BERLIN (Reuters) – German defence contractor Rheinmetall said on Wednesday its third-quarter profitability jumped on strong demand for weapons and ammunitions, with operating profit expected to top consensus estimates by 15%.
The company, which will report full results on Nov. 9, did not specify which orders helped it beat expectations, but Russia’s invasion of Ukraine has led to a dramatic increase in demand for munitions across the industry.
Rheinmetall said it expected third-quarter profit of 191 million euros ($201.89 million), above a consensus estimate of 165.4 million euros, and an operating profit margin of 10.9%, compared with a consensus of 9.4%, citing economies of scale from increased volumes.
It affirmed a full-year forecast of sales of 7.4 billion to 7.6 billion euros, with an operating profit margin of around 12%.
For the first time, the results included recently acquired Spanish munitions maker Expal.

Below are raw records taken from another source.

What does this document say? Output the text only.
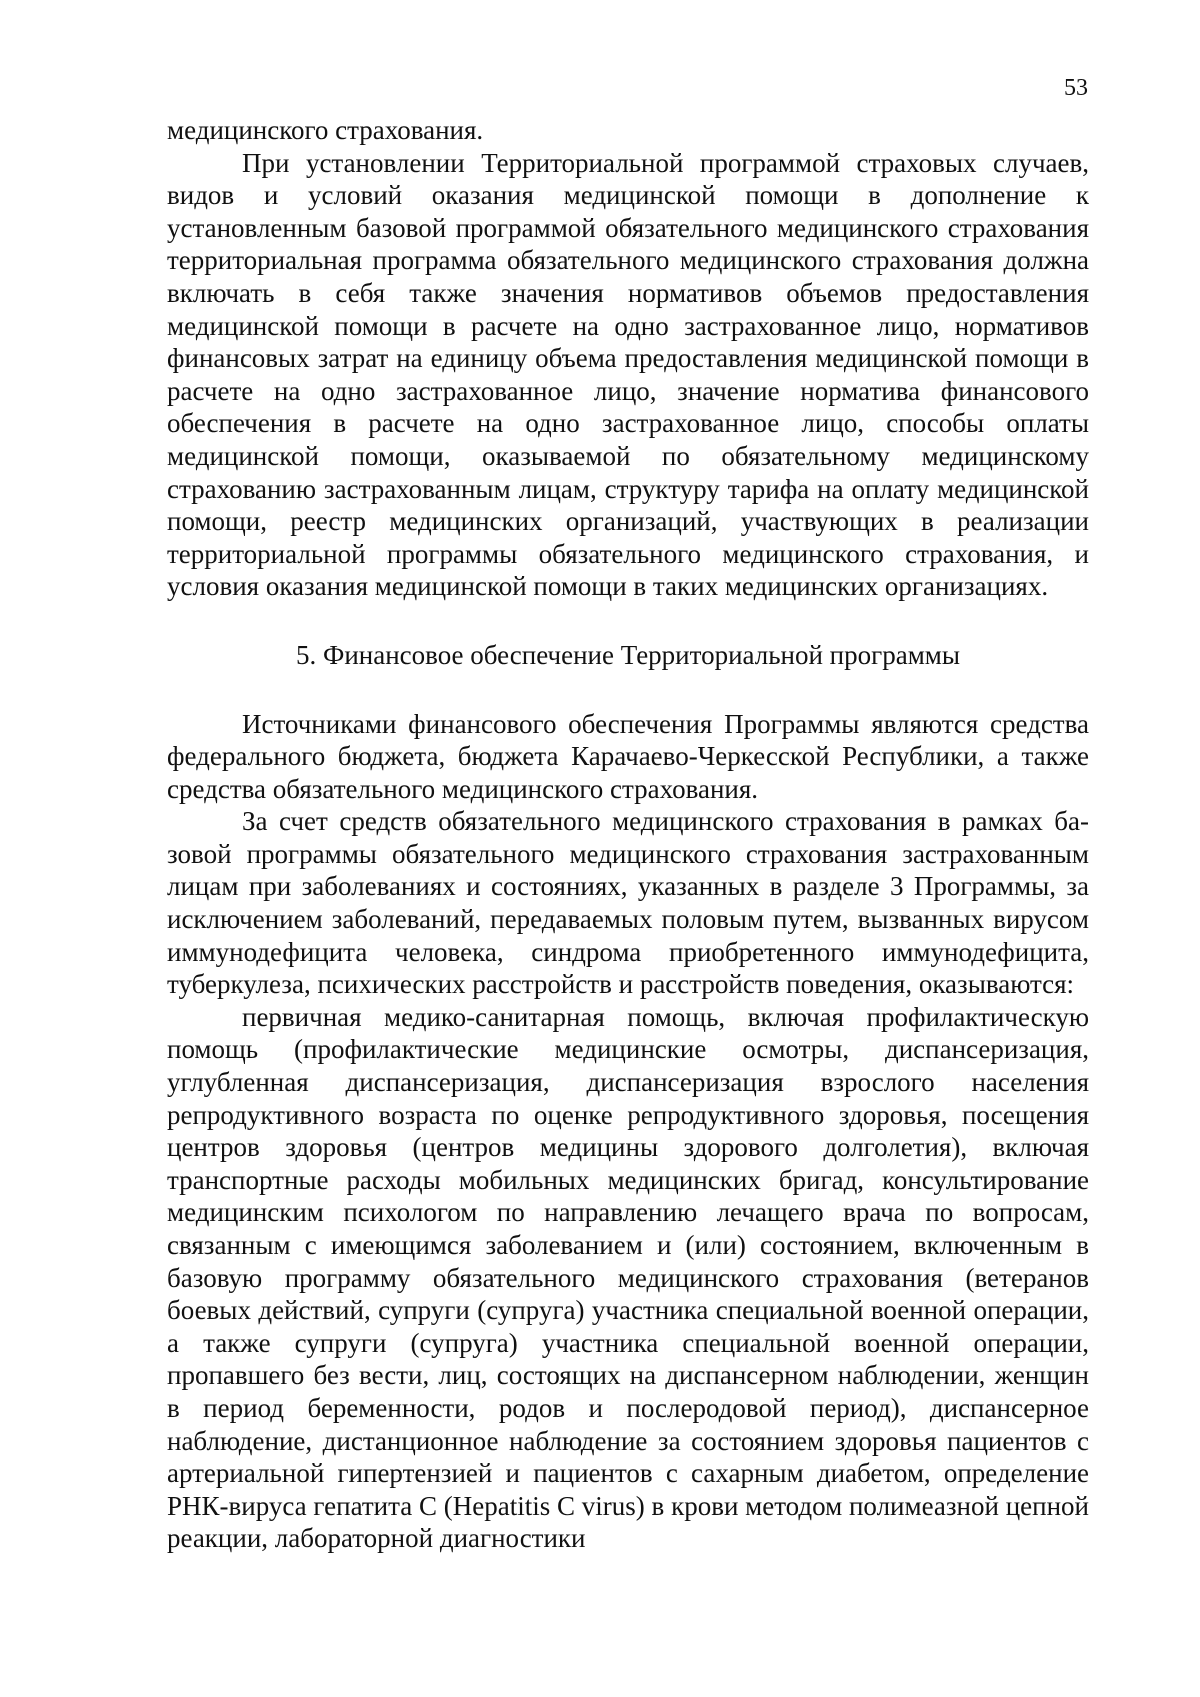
53

медицинского страхования.

При установлении Территориальной программой страховых случаев, видов и условий оказания медицинской помощи в дополнение к установленным базовой программой обязательного медицинского страхования территориальная программа обязательного медицинского страхования должна включать в себя также значения нормативов объемов предоставления медицинской помощи в расчете на одно застрахованное лицо, нормативов финансовых затрат на единицу объема предоставления медицинской помощи в расчете на одно застрахованное лицо, значение норматива финансового обеспечения в расчете на одно застрахованное лицо, способы оплаты медицинской помощи, оказываемой по обязательному медицинскому страхованию застрахованным лицам, структуру тарифа на оплату медицинской помощи, реестр медицинских организаций, участвующих в реализации территориальной программы обязательного медицинского страхования, и условия оказания медицинской помощи в таких медицинских организациях.

5. Финансовое обеспечение Территориальной программы

Источниками финансового обеспечения Программы являются средства федерального бюджета, бюджета Карачаево-Черкесской Республики, а также средства обязательного медицинского страхования.

За счет средств обязательного медицинского страхования в рамках базовой программы обязательного медицинского страхования застрахованным лицам при заболеваниях и состояниях, указанных в разделе 3 Программы, за исключением заболеваний, передаваемых половым путем, вызванных вирусом иммунодефицита человека, синдрома приобретенного иммунодефицита, туберкулеза, психических расстройств и расстройств поведения, оказываются:

первичная медико-санитарная помощь, включая профилактическую помощь (профилактические медицинские осмотры, диспансеризация, углубленная диспансеризация, диспансеризация взрослого населения репродуктивного возраста по оценке репродуктивного здоровья, посещения центров здоровья (центров медицины здорового долголетия), включая транспортные расходы мобильных медицинских бригад, консультирование медицинским психологом по направлению лечащего врача по вопросам, связанным с имеющимся заболеванием и (или) состоянием, включенным в базовую программу обязательного медицинского страхования (ветеранов боевых действий, супруги (супруга) участника специальной военной операции, а также супруги (супруга) участника специальной военной операции, пропавшего без вести, лиц, состоящих на диспансерном наблюдении, женщин в период беременности, родов и послеродовой период), диспансерное наблюдение, дистанционное наблюдение за состоянием здоровья пациентов с артериальной гипертензией и пациентов с сахарным диабетом, определение РНК-вируса гепатита С (Hepatitis C virus) в крови методом полимеазной цепной реакции, лабораторной диагностики
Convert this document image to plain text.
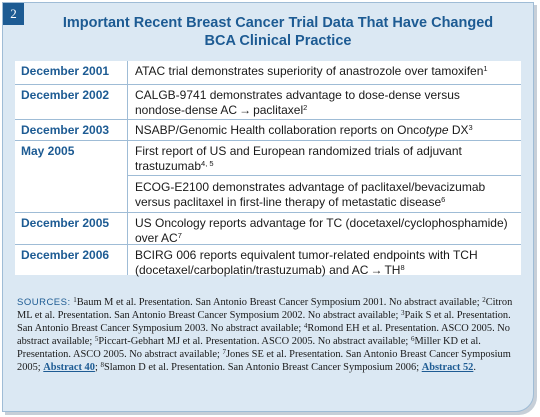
2
Important Recent Breast Cancer Trial Data That Have Changed
BCA Clinical Practice
December 2001	ATAC trial demonstrates superiority of anastrozole over tamoxifen$^1$
December 2002	CALGB-9741 demonstrates advantage to dose-dense versus
nondose-dense AC → paclitaxel$^2$
December 2003	NSABP/Genomic Health collaboration reports on Oncotype $DX^3$
May 2005	First report of US and European randomized trials of adjuvant
trastuzumab$^{4, 5}$
ECOG-E2100 demonstrates advantage of paclitaxel/bevacizumab
versus paclitaxel in first-line therapy of metastatic disease$^6$
December 2005	US Oncology reports advantage for TC (docetaxel/cyclophosphamide)
over $AC^7$
December 2006	BCIRG 006 reports equivalent tumor-related endpoints with TCH
(docetaxel/carboplatin/trastuzumab) and AC → $TH^8$
SOURCES: $^1$Baum M et al. Presentation. San Antonio Breast Cancer Symposium 2001. No abstract available; $^2$Citron ML et al. Presentation. San Antonio Breast Cancer Symposium 2002. No abstract available; $^3$Paik S et al. Presentation. San Antonio Breast Cancer Symposium 2003. No abstract available; $^4$Romond EH et al. Presentation. ASCO 2005. No abstract available; $^5$Piccart-Gebhart MJ et al. Presentation. ASCO 2005. No abstract available; $^6$Miller KD et al. Presentation. ASCO 2005. No abstract available; $^7$Jones SE et al. Presentation. San Antonio Breast Cancer Symposium 2005; Abstract 40; $^8$Slamon D et al. Presentation. San Antonio Breast Cancer Symposium 2006; Abstract 52.
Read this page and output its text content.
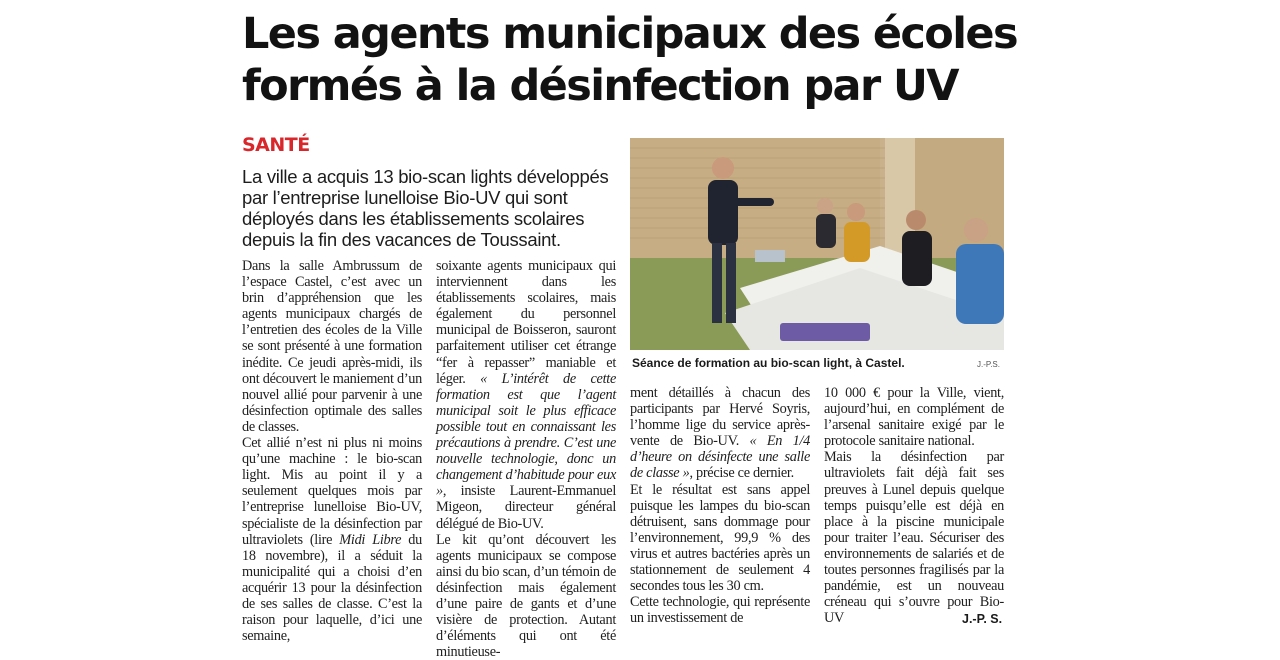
Les agents municipaux des écoles formés à la désinfection par UV
SANTÉ

La ville a acquis 13 bio-scan lights développés par l’entreprise lunelloise Bio-UV qui sont déployés dans les établissements scolaires depuis la fin des vacances de Toussaint.

Dans la salle Ambrussum de l’espace Castel, c’est avec un brin d’appréhension que les agents municipaux chargés de l’entretien des écoles de la Ville se sont présenté à une formation inédite. Ce jeudi après-midi, ils ont découvert le maniement d’un nouvel allié pour parvenir à une désinfection optimale des salles de classes.

Cet allié n’est ni plus ni moins qu’une machine : le bio-scan light. Mis au point il y a seulement quelques mois par l’entreprise lunelloise Bio-UV, spécialiste de la désinfection par ultraviolets (lire Midi Libre du 18 novembre), il a séduit la municipalité qui a choisi d’en acquérir 13 pour la désinfection de ses salles de classe. C’est la raison pour laquelle, d’ici une semaine,

soixante agents municipaux qui interviennent dans les établissements scolaires, mais également du personnel municipal de Boisseron, sauront parfaitement utiliser cet étrange “fer à repasser” maniable et léger. « L’intérêt de cette formation est que l’agent municipal soit le plus efficace possible tout en connaissant les précautions à prendre. C’est une nouvelle technologie, donc un changement d’habitude pour eux », insiste Laurent-Emmanuel Migeon, directeur général délégué de Bio-UV.

Le kit qu’ont découvert les agents municipaux se compose ainsi du bio scan, d’un témoin de désinfection mais également d’une paire de gants et d’une visière de protection. Autant d’éléments qui ont été minutieuse-

ment détaillés à chacun des participants par Hervé Soyris, l’homme lige du service après-vente de Bio-UV. « En 1/4 d’heure on désinfecte une salle de classe », précise ce dernier.

Et le résultat est sans appel puisque les lampes du bio-scan détruisent, sans dommage pour l’environnement, 99,9 % des virus et autres bactéries après un stationnement de seulement 4 secondes tous les 30 cm.

Cette technologie, qui représente un investissement de

10 000 € pour la Ville, vient, aujourd’hui, en complément de l’arsenal sanitaire exigé par le protocole sanitaire national.

Mais la désinfection par ultraviolets fait déjà fait ses preuves à Lunel depuis quelque temps puisqu’elle est déjà en place à la piscine municipale pour traiter l’eau. Sécuriser des environnements de salariés et de toutes personnes fragilisés par la pandémie, est un nouveau créneau qui s’ouvre pour Bio-UV

Séance de formation au bio-scan light, à Castel.	J.-P.S.
J.-P. S.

“The significantly higher than expected operating profit is mainly due to strong market dynamics in the security technology business – especially in the division Weapon and Ammunition,” the company said in a statement.
Defence contractors have reaped windfall profits as European Union countries scramble to supply Ukraine for its defence against Russia, and replenish stocks of munitions allowed to diminish since the Cold War.
Several of Rheinmetall’s flagship systems have been deployed in Ukraine, while neighbouring countries have backfilled weapons systems they have donated to their eastern neighbour.